The Shadows Within

Chapter 15: Miserable Existence



I closed my eyes and let go of everything I had never told a soul before.

“My story begins before I was even conceived, thanks to my biological father being a horrible man. He found pleasure in violating women, taking in twenty women before he fucked up with my mom.” I paused, clasping onto my nightgown.

Why is it so scary to even look at you? Ah... because I don’t want you to judge me like everyone else. But you deserve an explanation after I reacted like that. The last thing I need is for you to think it’s because of you.

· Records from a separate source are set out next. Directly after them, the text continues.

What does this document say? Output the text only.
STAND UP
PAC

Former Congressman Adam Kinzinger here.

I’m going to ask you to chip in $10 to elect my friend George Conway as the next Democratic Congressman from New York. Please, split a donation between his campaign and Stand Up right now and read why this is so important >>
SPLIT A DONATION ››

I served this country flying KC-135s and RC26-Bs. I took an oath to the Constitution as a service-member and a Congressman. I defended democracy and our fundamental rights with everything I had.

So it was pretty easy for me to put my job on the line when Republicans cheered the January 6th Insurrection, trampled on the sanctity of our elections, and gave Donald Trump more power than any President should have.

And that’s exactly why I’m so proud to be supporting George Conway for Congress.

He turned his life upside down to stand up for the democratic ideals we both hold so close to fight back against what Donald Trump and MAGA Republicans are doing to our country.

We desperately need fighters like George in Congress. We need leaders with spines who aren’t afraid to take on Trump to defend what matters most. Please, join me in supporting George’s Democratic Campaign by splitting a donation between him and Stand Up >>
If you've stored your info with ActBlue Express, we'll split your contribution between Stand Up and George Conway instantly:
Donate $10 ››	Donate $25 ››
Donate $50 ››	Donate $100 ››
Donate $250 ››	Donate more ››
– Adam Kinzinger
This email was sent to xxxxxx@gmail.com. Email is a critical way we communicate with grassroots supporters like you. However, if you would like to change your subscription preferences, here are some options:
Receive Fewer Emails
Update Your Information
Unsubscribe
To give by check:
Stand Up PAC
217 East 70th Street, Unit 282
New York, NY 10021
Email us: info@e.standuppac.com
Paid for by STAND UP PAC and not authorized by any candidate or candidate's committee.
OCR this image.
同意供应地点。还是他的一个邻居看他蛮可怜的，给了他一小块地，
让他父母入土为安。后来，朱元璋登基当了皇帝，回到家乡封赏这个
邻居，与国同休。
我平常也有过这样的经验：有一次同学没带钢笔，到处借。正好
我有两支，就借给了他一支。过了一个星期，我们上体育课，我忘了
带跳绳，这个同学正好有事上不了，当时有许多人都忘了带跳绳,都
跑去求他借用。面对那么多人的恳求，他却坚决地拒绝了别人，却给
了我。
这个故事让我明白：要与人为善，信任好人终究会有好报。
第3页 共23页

Unable to look at Finn, I carried on. “He stalked her from her job one night. She was a nurse, so it was normal for her to be late or not come home sometimes.”

My voice shook, making me wince. “Everyone said he was probably watching her for months.” I bit my lip, gripping the fabric tighter. “Taking the opportunity, he nabbed her while she waited for the bus.”

I paused, closing my eyes, knowing I was probably oversimplifying.

“No one saw it happen, even during daylight hours, right after she had finished a night shift. Even with pedestrians around and a camera catching the entire act, they didn’t find my mother until a week later.” I shrugged.

Thanks to a hooded jacket, his appearance wasn't evident in the video.

“He raped her for the entire time they were together, leaving her battered and bruised everywhere when they found her.” I sighed, vividly remembering the pictures I had found in my stepfather’s office.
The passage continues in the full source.